Damit, so die Vertreter von Jagdgenossenschaften, Grund- und Waldbesitzern, Bauern und Tierzüchtern, werde die Zukunftsfähigkeit ihrer Branche künftig bedroht. Denn ein grün geführtes Landwirtschaftsministerium bedeute – wie die bisherigen Beispiele aus Baden-Württemberg, Hessen, Niedersachsen, Nordrhein-Westfalen, Rheinland-Pfalz und Schleswig-Holstein zeigten –, daß seitens der Politik nicht mehr kooperiert, sondern diktiert werde und „statt Sachkenntnis die Ideologie“ herrsche. 

Eine Hand auf den Rücken gebunden

Weil die Grünen, die nur dank ihrer Hochburgen in den studentisch geprägten Wahlbezirken von Halle und Magdeburg knapp über die Fünfprozenthürde kamen, eine idealisierte „schöne Welt“ anstrebten, führe ihre ideologisierte Politik zur wirtschaftlichen Schwächung des ländlichen Raumes und „zur Auflösung der dort gelebten Werte“, beklagen sich die Agrar- und Forstverbände. „Faktisch erlangt damit zudem die Partei mit dem geringsten Vertrauenszuspruch im ländlichen Raum die Kontrolle über die Perspektiven desselben“, kritisieren sie. Und drohend in Richtung Union heißt es weiter: „Diese Entscheidung auf Landesebene wird bundesweite Tragweite für die CDU haben.“ Der Wählerwille auf dem Land – Sachsen-Anhalt ist jenseits der Industrieregion um Merseburg agrarisch geprägt – bevorzuge „Eigenverantwortung statt obrigkeitsstaatlicher Ansätze“, heißt es am Ende des offenen Briefs.

Der Mißmut über die neue Kenia-Koalition in Magdeburg trifft auf eine ohnehin miese Stimmung in der Branche. Denn die hat sich laut Konjunkturbarometer Agrar des Deutschen Bauernverbandes (DBV) im März weiter verschlechtert. Darin bezeichnen 21 Prozent der Landwirte die Liquiditätslage ihrer Betriebe als angespannt oder sehr angespannt.

Dies führt zu einem drastischen Rückgang der Investitionsbereitschaft. So falle das für die nächsten sechs Monate geplante Investitionsvolumen auf 3,7 Milliarden Euro. Das sind gegenüber dem entsprechenden Vorjahreszeitraum 1,4 Milliarden Euro weniger. Erhalten habe sich lediglich noch ein gewisser Zweckoptimismus nach dem Motto: „Es kann nicht schlechter werden.“ 

„Deutschland droht Teile seiner Struktur von familienbäuerlichen Unternehmen mit nachhaltiger Wirtschaftsweise und hoher Leistungsfähigkeit zu verlieren“, befürchtet der Präsident des Deutschen Bauernverbandes, Joachim Rukwied. Niedrigere Erzeugerpreise auf wichtigen landwirtschaftlichen Märkten sind die Hauptgründe für die weiter verschlechterte Situation.

Während einer Podiumsdiskussion der CDU/CSU-Bundestagsfraktion in Berlin forderte Rukwied die Bundesregierung auf, auch das nachgewiesene Ungleichgewicht in der Vermarktungskette zu beseitigen und das Kartellrecht nachzuschärfen. Für die Landwirte sei wichtig, daß der Staat die Rahmenbedingungen beim Ordnungsrecht richtig setze und unternehmerische Leistungen und Verantwortung nicht durch Überregulierung ersticke.
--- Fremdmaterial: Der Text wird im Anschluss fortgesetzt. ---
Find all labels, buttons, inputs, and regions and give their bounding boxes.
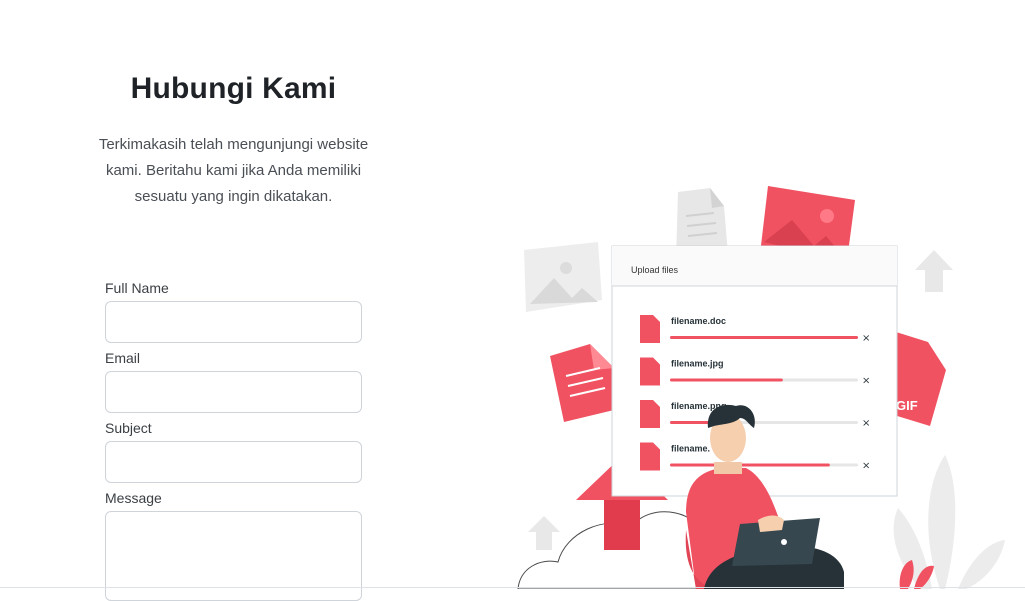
close-icon: × [862, 418, 870, 429]
message-label: Message [105, 490, 162, 506]
email-input[interactable] [105, 371, 362, 413]
close-icon: × [862, 333, 870, 344]
file-name: filename.doc [671, 316, 726, 326]
subject-label: Subject [105, 420, 152, 436]
upload-files-illustration: GIF Upload files filename.doc × filename.j… [517, 186, 1005, 589]
document-icon [640, 315, 660, 343]
progress-bar [670, 378, 783, 382]
close-icon: × [862, 376, 870, 387]
file-name: filename. [671, 444, 710, 454]
full-name-label: Full Name [105, 280, 169, 296]
upload-panel-title: Upload files [631, 265, 679, 275]
full-name-input[interactable] [105, 301, 362, 343]
image-icon [524, 242, 602, 312]
contact-form: Full Name Email Subject Message [105, 279, 362, 601]
email-label: Email [105, 350, 141, 366]
arrow-up-icon [915, 250, 953, 292]
document-icon [640, 442, 660, 471]
subject-input[interactable] [105, 441, 362, 483]
page-title: Hubungi Kami [130, 72, 337, 105]
contact-section: Hubungi Kami Terkimakasih telah mengunju… [0, 0, 467, 601]
intro-text: Terkimakasih telah mengunjungi website k… [98, 136, 369, 205]
gif-label: GIF [896, 398, 918, 413]
progress-bar [670, 463, 830, 467]
document-icon [640, 357, 660, 386]
document-icon [640, 400, 660, 428]
plant-decoration [893, 455, 1005, 589]
upload-panel: Upload files filename.doc × filename.jpg × f… [611, 245, 898, 497]
close-icon: × [862, 461, 870, 472]
page-divider [0, 587, 1025, 588]
document-icon [550, 344, 614, 422]
arrow-up-icon [528, 516, 560, 550]
progress-bar [670, 336, 858, 339]
file-name: filename.jpg [671, 359, 724, 369]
Auch für den Deutschen Bauernbund (DBB), die Standesvertretung bäuerlicher Familienbetriebe in den neuen Bundesländern, steht fest: Ein „Weiter so“ sei ausgeschlossen. Der DBB fordert zur Überwindung der katastrophalen Situation unter anderem eine gedeckelte Entschuldung der Tilgungsverpflichtung für aufgenommene Investitionskredite für fünf Jahre. Um eine Chancengleichheit im Wettbewerb mit den europäischen Nachbarn herzustellen, dürfe es für die deutschen Bauern keine weiteren Verschärfungen von EU-Vorgaben geben, so Bauernbund-Präsident Kurt-Henning Klamroth. Dies betreffe beispielsweise die Novellierung der Düngeverordnung, den Einsatz von Pflanzenschutzmitteln, Maßnahmen in der artgerechten Tierhaltung und im Umwelt- und Naturschutzrecht. 
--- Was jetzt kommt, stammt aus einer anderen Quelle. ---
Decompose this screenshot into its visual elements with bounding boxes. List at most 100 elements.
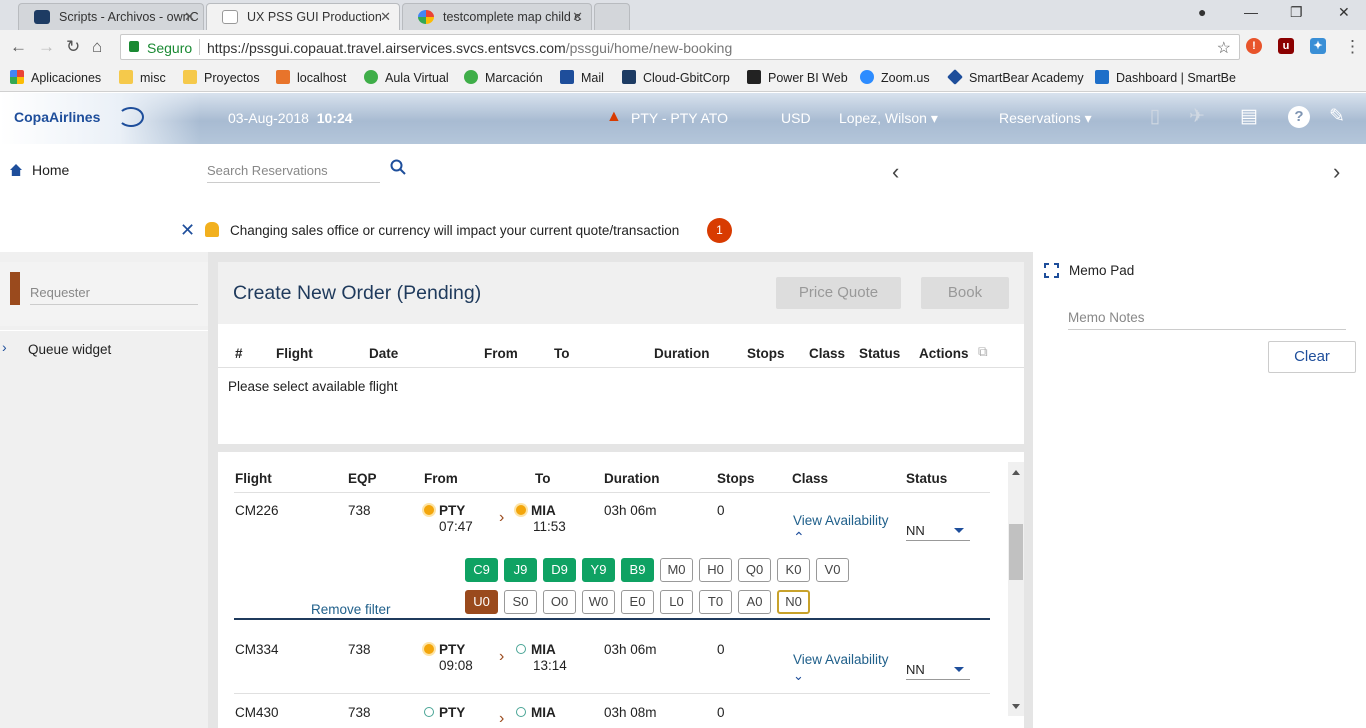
scrollbar[interactable] bbox=[1008, 462, 1024, 716]
booking-class-d9[interactable]: D9 bbox=[543, 558, 576, 582]
price-quote-button[interactable]: Price Quote bbox=[776, 277, 901, 309]
close-icon[interactable]: ✕ bbox=[572, 9, 583, 25]
browser-tab-pss[interactable]: UX PSS GUI Production ✕ bbox=[206, 3, 400, 31]
print-icon[interactable]: ▤ bbox=[1238, 106, 1260, 128]
bookmark-marcacion[interactable]: Marcación bbox=[464, 70, 543, 85]
departure-time: 07:47 bbox=[439, 519, 473, 534]
sales-office[interactable]: PTY - PTY ATO bbox=[631, 110, 728, 126]
booking-class-e0[interactable]: E0 bbox=[621, 590, 654, 614]
scroll-thumb[interactable] bbox=[1009, 524, 1023, 580]
bookmark-power-bi[interactable]: Power BI Web bbox=[747, 70, 848, 85]
booking-class-v0[interactable]: V0 bbox=[816, 558, 849, 582]
notification-count-badge[interactable]: 1 bbox=[707, 218, 732, 243]
booking-class-b9[interactable]: B9 bbox=[621, 558, 654, 582]
extension-icon[interactable]: ✦ bbox=[1310, 38, 1326, 54]
chevron-right-icon: › bbox=[2, 339, 7, 355]
extension-alert-icon[interactable]: ! bbox=[1246, 38, 1262, 54]
scroll-up-icon[interactable] bbox=[1012, 466, 1020, 475]
booking-class-l0[interactable]: L0 bbox=[660, 590, 693, 614]
home-link[interactable]: Home bbox=[10, 162, 69, 178]
view-availability-link[interactable]: View Availability ⌄ bbox=[793, 652, 893, 684]
reservations-menu[interactable]: Reservations ▾ bbox=[999, 110, 1092, 127]
chrome-menu-icon[interactable]: ⋮ bbox=[1344, 37, 1361, 57]
search-icon[interactable] bbox=[390, 159, 406, 175]
stops: 0 bbox=[717, 705, 725, 720]
booking-class-k0[interactable]: K0 bbox=[777, 558, 810, 582]
booking-class-s0[interactable]: S0 bbox=[504, 590, 537, 614]
document-icon[interactable]: ▯ bbox=[1144, 106, 1166, 128]
nav-bar: Home Search Reservations ‹ › bbox=[0, 144, 1366, 198]
close-icon[interactable]: ✕ bbox=[184, 9, 195, 25]
browser-tab-google[interactable]: testcomplete map child c ✕ bbox=[402, 3, 592, 30]
bookmark-mail[interactable]: Mail bbox=[560, 70, 604, 85]
url-field[interactable]: Seguro https://pssgui.copauat.travel.air… bbox=[120, 34, 1240, 60]
bookmark-proyectos[interactable]: Proyectos bbox=[183, 70, 260, 85]
close-icon[interactable]: ✕ bbox=[180, 220, 195, 241]
ublock-icon[interactable]: u bbox=[1278, 38, 1294, 54]
bookmark-misc[interactable]: misc bbox=[119, 70, 166, 85]
forward-icon[interactable]: → bbox=[38, 37, 55, 57]
book-button[interactable]: Book bbox=[921, 277, 1009, 309]
minimize-icon[interactable]: — bbox=[1244, 4, 1258, 20]
browser-tab-scripts[interactable]: Scripts - Archivos - ownC ✕ bbox=[18, 3, 204, 30]
profile-icon[interactable]: ● bbox=[1198, 4, 1206, 20]
expand-icon[interactable] bbox=[1044, 263, 1059, 278]
reload-icon[interactable]: ↻ bbox=[66, 37, 80, 57]
booking-class-t0[interactable]: T0 bbox=[699, 590, 732, 614]
next-arrow-icon[interactable]: › bbox=[1333, 159, 1340, 185]
page-title: Create New Order (Pending) bbox=[233, 282, 482, 304]
wrench-icon[interactable]: ✎ bbox=[1326, 106, 1348, 128]
sun-icon bbox=[516, 505, 526, 515]
previous-arrow-icon[interactable]: ‹ bbox=[892, 159, 899, 185]
view-availability-link[interactable]: View Availability ⌃ bbox=[793, 513, 893, 546]
booking-class-y9[interactable]: Y9 bbox=[582, 558, 615, 582]
duration: 03h 06m bbox=[604, 642, 657, 657]
memo-notes-input[interactable]: Memo Notes bbox=[1068, 310, 1346, 330]
search-input[interactable]: Search Reservations bbox=[207, 163, 380, 183]
clear-button[interactable]: Clear bbox=[1268, 341, 1356, 373]
remove-filter-link[interactable]: Remove filter bbox=[311, 602, 391, 617]
booking-class-c9[interactable]: C9 bbox=[465, 558, 498, 582]
bookmark-dashboard[interactable]: Dashboard | SmartBe bbox=[1095, 70, 1236, 85]
booking-class-j9[interactable]: J9 bbox=[504, 558, 537, 582]
booking-class-o0[interactable]: O0 bbox=[543, 590, 576, 614]
close-icon[interactable]: ✕ bbox=[380, 9, 391, 25]
bookmark-cloud-gbitcorp[interactable]: Cloud-GbitCorp bbox=[622, 70, 730, 85]
status-select[interactable]: NN bbox=[906, 523, 970, 541]
booking-class-n0[interactable]: N0 bbox=[777, 590, 810, 614]
fcol-stops: Stops bbox=[717, 471, 755, 486]
new-tab-button[interactable] bbox=[594, 3, 630, 30]
bookmark-star-icon[interactable]: ☆ bbox=[1217, 38, 1231, 58]
export-icon[interactable]: ⧉ bbox=[978, 344, 988, 360]
booking-class-a0[interactable]: A0 bbox=[738, 590, 771, 614]
back-icon[interactable]: ← bbox=[10, 37, 27, 57]
col-class: Class bbox=[809, 346, 846, 361]
bar-chart-icon bbox=[747, 70, 761, 84]
bookmark-zoom[interactable]: Zoom.us bbox=[860, 70, 930, 85]
user-menu[interactable]: Lopez, Wilson ▾ bbox=[839, 110, 938, 127]
booking-class-m0[interactable]: M0 bbox=[660, 558, 693, 582]
requester-input[interactable]: Requester bbox=[30, 285, 198, 305]
departure-time: 09:08 bbox=[439, 658, 473, 673]
scroll-down-icon[interactable] bbox=[1012, 704, 1020, 713]
booking-class-h0[interactable]: H0 bbox=[699, 558, 732, 582]
bookmark-localhost[interactable]: localhost bbox=[276, 70, 346, 85]
booking-class-w0[interactable]: W0 bbox=[582, 590, 615, 614]
arrival-time: 13:14 bbox=[533, 658, 567, 673]
queue-widget[interactable]: › Queue widget bbox=[0, 330, 208, 368]
col-date: Date bbox=[369, 346, 399, 361]
home-browser-icon[interactable]: ⌂ bbox=[92, 37, 102, 57]
status-select[interactable]: NN bbox=[906, 662, 970, 680]
booking-class-u0[interactable]: U0 bbox=[465, 590, 498, 614]
help-icon[interactable]: ? bbox=[1288, 106, 1310, 128]
stops: 0 bbox=[717, 503, 725, 518]
ticket-icon[interactable]: ✈ bbox=[1186, 106, 1208, 128]
maximize-icon[interactable]: ❐ bbox=[1290, 4, 1303, 21]
copa-logo[interactable]: CopaAirlines bbox=[0, 93, 200, 144]
window-close-icon[interactable]: ✕ bbox=[1338, 4, 1350, 21]
booking-class-q0[interactable]: Q0 bbox=[738, 558, 771, 582]
bookmark-aula-virtual[interactable]: Aula Virtual bbox=[364, 70, 449, 85]
currency[interactable]: USD bbox=[781, 110, 811, 126]
bookmark-apps[interactable]: Aplicaciones bbox=[10, 70, 101, 85]
bookmark-smartbear-academy[interactable]: SmartBear Academy bbox=[947, 69, 1084, 85]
Denn solche verschärften Auflagen – insbesondere in Bundesländern mit grünen Ressortschefs – führten dazu, daß „uns die Politik einen Arm auf den Rücken bindet und sagt: ‘Dann kämpft mal schön auf dem Weltmarkt ...!’, wie es ein Landwirt während der Podiumsdiskussion der Unionsfraktion ausdrückte.
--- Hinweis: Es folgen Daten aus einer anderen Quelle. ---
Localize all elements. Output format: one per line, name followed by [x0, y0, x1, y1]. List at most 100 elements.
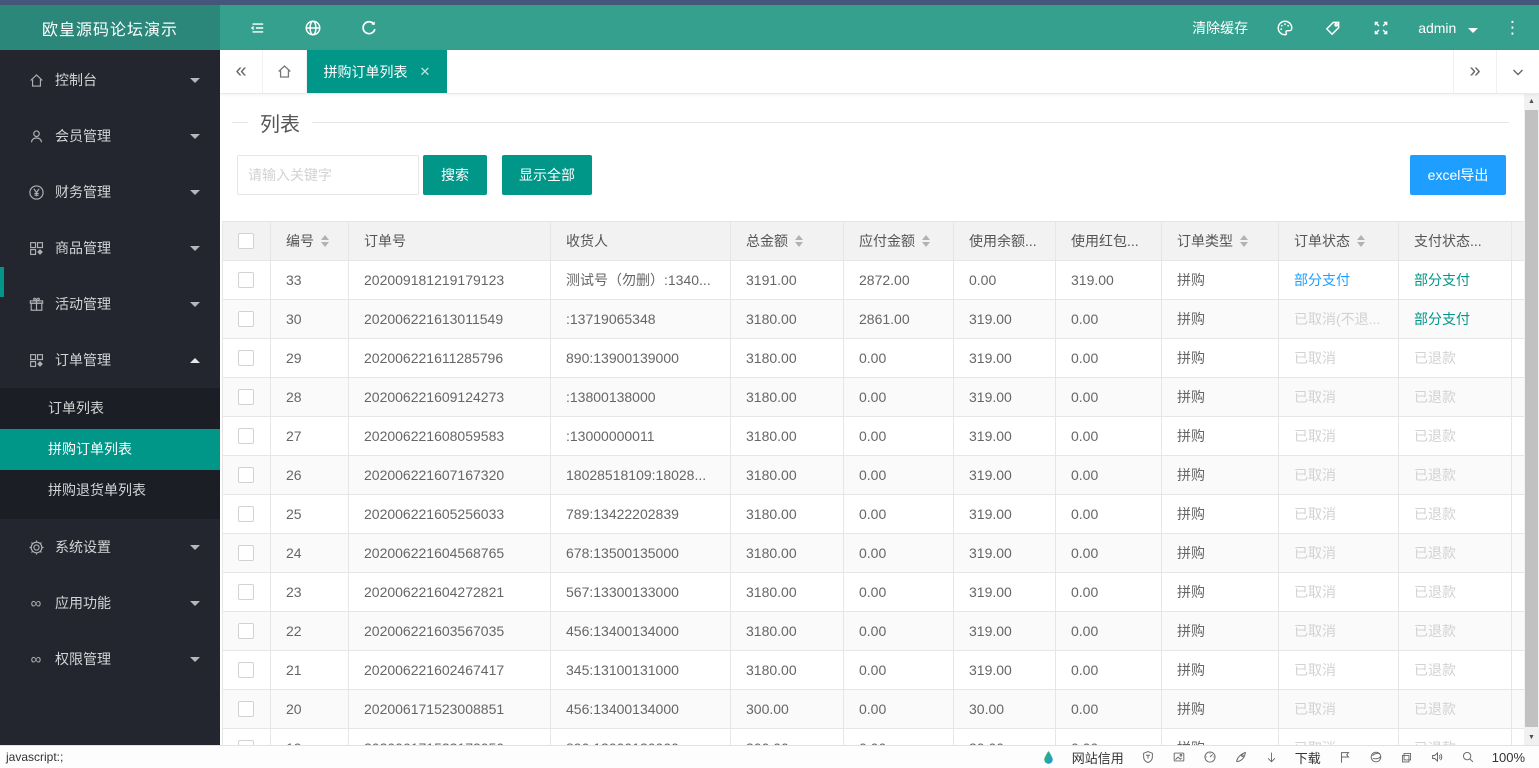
table-row: 23202006221604272821567:133001330003180.…: [222, 573, 1524, 612]
cell-ship_status: 未发货: [1512, 300, 1524, 338]
cell-total: 300.00: [731, 690, 844, 728]
rocket-icon[interactable]: [1234, 750, 1248, 764]
magnifier-icon[interactable]: [1461, 750, 1475, 764]
search-input[interactable]: [237, 155, 419, 195]
sort-icon[interactable]: [795, 235, 803, 247]
shield-icon[interactable]: [1141, 750, 1155, 764]
sidebar-item[interactable]: 订单管理: [0, 332, 220, 388]
cell-id: 33: [271, 261, 349, 299]
cell-pay_status: 部分支付: [1399, 300, 1512, 338]
home-tab[interactable]: [262, 50, 307, 93]
sidebar-item[interactable]: 会员管理: [0, 108, 220, 164]
column-label: 支付状态...: [1414, 231, 1482, 251]
scroll-up-icon[interactable]: ▲: [1524, 94, 1539, 109]
tag-icon[interactable]: [1322, 17, 1344, 39]
more-vertical-icon[interactable]: ⋮: [1504, 23, 1521, 33]
sidebar-item[interactable]: 控制台: [0, 52, 220, 108]
sort-icon[interactable]: [1240, 235, 1248, 247]
column-label: 使用余额...: [969, 231, 1037, 251]
row-checkbox[interactable]: [238, 584, 254, 600]
tabs-scroll-left-icon[interactable]: «: [220, 50, 262, 93]
scroll-down-icon[interactable]: ▼: [1524, 730, 1539, 745]
ie-icon[interactable]: [1369, 750, 1383, 764]
status-badge[interactable]: 部分支付: [1294, 270, 1350, 290]
status-badge[interactable]: 部分支付: [1414, 309, 1470, 329]
cell-ship_status: 未发货: [1512, 378, 1524, 416]
speaker-icon[interactable]: [1430, 750, 1444, 764]
vertical-scrollbar[interactable]: ▲ ▼: [1524, 94, 1539, 745]
sidebar-item[interactable]: 商品管理: [0, 220, 220, 276]
chevron-down-icon: [190, 601, 200, 606]
cell-ship_status: 未发货: [1512, 651, 1524, 689]
status-link-text: javascript:;: [6, 750, 63, 764]
status-badge[interactable]: 部分支付: [1414, 270, 1470, 290]
cell-order_no: 202006221611285796: [349, 339, 551, 377]
cell-type: 拼购: [1162, 534, 1279, 572]
tabs-menu-icon[interactable]: [1496, 50, 1539, 93]
row-checkbox[interactable]: [238, 350, 254, 366]
sidebar-subitem[interactable]: 订单列表: [0, 388, 220, 429]
sidebar-item[interactable]: ∞权限管理: [0, 631, 220, 687]
sidebar-subitem[interactable]: 拼购订单列表: [0, 429, 220, 470]
header-left-icons: [246, 17, 380, 39]
tabs-scroll-right-icon[interactable]: »: [1453, 50, 1496, 93]
cell-balance_used: 319.00: [954, 534, 1056, 572]
cell-balance_used: 30.00: [954, 690, 1056, 728]
row-checkbox[interactable]: [238, 623, 254, 639]
globe-icon[interactable]: [302, 17, 324, 39]
cell-type: 拼购: [1162, 417, 1279, 455]
sidebar-item[interactable]: 财务管理: [0, 164, 220, 220]
sort-icon[interactable]: [922, 235, 930, 247]
cell-receiver: 345:13100131000: [551, 651, 731, 689]
clear-cache-button[interactable]: 清除缓存: [1192, 18, 1248, 38]
row-checkbox[interactable]: [238, 389, 254, 405]
row-checkbox[interactable]: [238, 467, 254, 483]
download-label[interactable]: 下载: [1295, 748, 1321, 767]
flag-icon[interactable]: [1338, 750, 1352, 764]
row-checkbox[interactable]: [238, 545, 254, 561]
drop-icon[interactable]: [1042, 750, 1055, 765]
gauge-icon[interactable]: [1203, 750, 1217, 764]
cell-order_no: 202006221605256033: [349, 495, 551, 533]
excel-export-button[interactable]: excel导出: [1410, 155, 1506, 195]
column-header-payable: 应付金额: [844, 222, 954, 260]
row-checkbox[interactable]: [238, 428, 254, 444]
cell-balance_used: 319.00: [954, 612, 1056, 650]
row-checkbox[interactable]: [238, 311, 254, 327]
header-checkbox-cell: [223, 222, 271, 260]
image-icon[interactable]: [1172, 750, 1186, 764]
cell-order_status: 已取消: [1279, 456, 1399, 494]
fullscreen-icon[interactable]: [1370, 17, 1392, 39]
arrow-down-icon[interactable]: [1265, 751, 1278, 764]
cell-payable: 2872.00: [844, 261, 954, 299]
sidebar-item[interactable]: 系统设置: [0, 519, 220, 575]
window-icon[interactable]: [1400, 751, 1413, 764]
cell-ship_status: 未发货: [1512, 261, 1524, 299]
show-all-button[interactable]: 显示全部: [502, 155, 592, 195]
select-all-checkbox[interactable]: [238, 233, 254, 249]
row-checkbox[interactable]: [238, 272, 254, 288]
scrollbar-thumb[interactable]: [1525, 110, 1538, 727]
column-label: 使用红包...: [1071, 231, 1139, 251]
yen-icon: [27, 183, 45, 201]
sort-icon[interactable]: [321, 235, 329, 247]
row-checkbox[interactable]: [238, 701, 254, 717]
row-checkbox[interactable]: [238, 506, 254, 522]
tab-active[interactable]: 拼购订单列表 ✕: [307, 50, 447, 93]
refresh-icon[interactable]: [358, 17, 380, 39]
search-button[interactable]: 搜索: [423, 155, 487, 195]
close-icon[interactable]: ✕: [420, 64, 431, 80]
cell-ship_status: 未发货: [1512, 495, 1524, 533]
palette-icon[interactable]: [1274, 17, 1296, 39]
cell-payable: 0.00: [844, 651, 954, 689]
sidebar-subitem[interactable]: 拼购退货单列表: [0, 470, 220, 511]
row-checkbox[interactable]: [238, 662, 254, 678]
sidebar-item[interactable]: ∞应用功能: [0, 575, 220, 631]
cell-receiver: 测试号（勿删）:1340...: [551, 261, 731, 299]
site-credit-label[interactable]: 网站信用: [1072, 748, 1124, 767]
collapse-sidebar-icon[interactable]: [246, 17, 268, 39]
sort-icon[interactable]: [1357, 235, 1365, 247]
sidebar-item[interactable]: 活动管理: [0, 276, 220, 332]
sidebar-scroll-indicator[interactable]: [0, 267, 4, 297]
user-menu[interactable]: admin: [1418, 20, 1478, 36]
Meinte Bundeslandwirtschaftsminister Christian Schmidt (CSU) auf derselben Veranstaltung noch, die Landwirtschaft sei „keine abgeleitete Funktion der Umweltpolitik“, so wird in Sachsen-Anhalt nun genau das gegenteilige Signal ausgesendet. Auch dank des Einknickens der dortigen CDU.